If you look at the IRDA data, a lot of money came into the insurance sector. We saw people investing more in insurance as they thought insurance would be safe as a sector and in terms of returns as well. It’s been good, especially the whole digital push as well as the wallet push due to which people have been transacting online more and more. When transacting online becomes a habit, then insurance as an industry will also benefit out of it. 
 
How has 2018 been for the insurance sector?
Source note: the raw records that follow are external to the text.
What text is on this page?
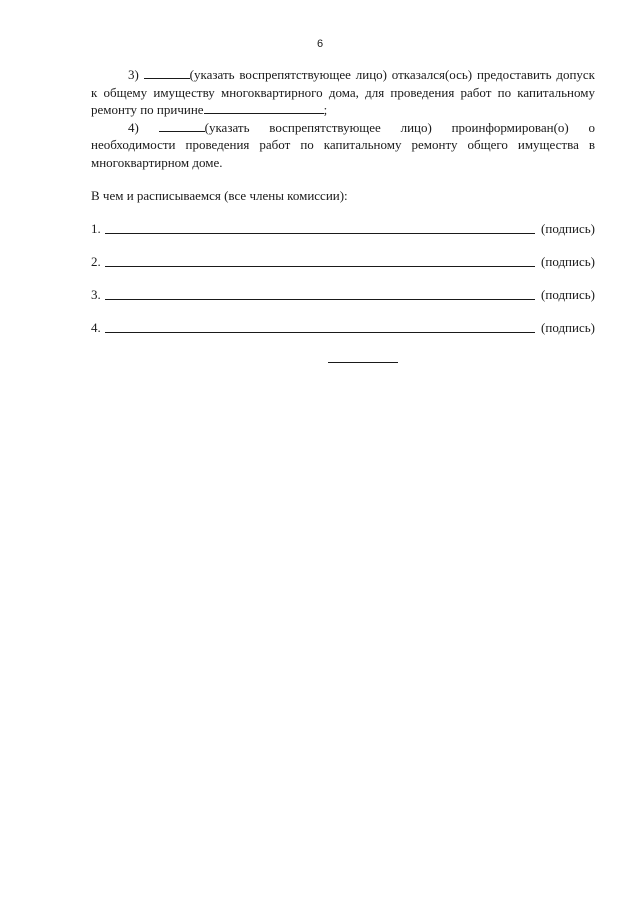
6

3)	(указать воспрепятствующее лицо) отказался(ось) предоставить допуск к общему имуществу многоквартирного дома, для проведения работ по капитальному ремонту по причине	;

4)	(указать воспрепятствующее лицо) проинформирован(о) о необходимости проведения работ по капитальному ремонту общего имущества в многоквартирном доме.

В чем и расписываемся (все члены комиссии):

1.	(подпись)
2.	(подпись)
3.	(подпись)
4.	(подпись)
This trend of focusing on term insurance has been recent in the insurance industry. The campaigns launched by ICICI or HDFC were around term insurance. So, the focus is again on online selling; while it is still 1 per cent of the overall insurance market, we see a lot of insurers making investments on their digital infrastructure, digital teams and technology at large. I would call this year the beginning of digital insurance in the life insurance industry. 
 
What are your growth targets and focus for the year 2019?
According to a recent report published by IRDA in September this year, Aegon Life ranks #1 in average New Business Sum Assured in individual regular premium category. This ranking includes all the players, even LIC. We have been growing at 30-40 per cent YoY and that is the target that we have for this year as well. 
Between the period September 2017 and September 2018, sum assured growth stood at 37 per cent. The online business of Aegon Life saw a YoY growth of 58 per cent growth in NOPs and 76 per cent growth in premiums.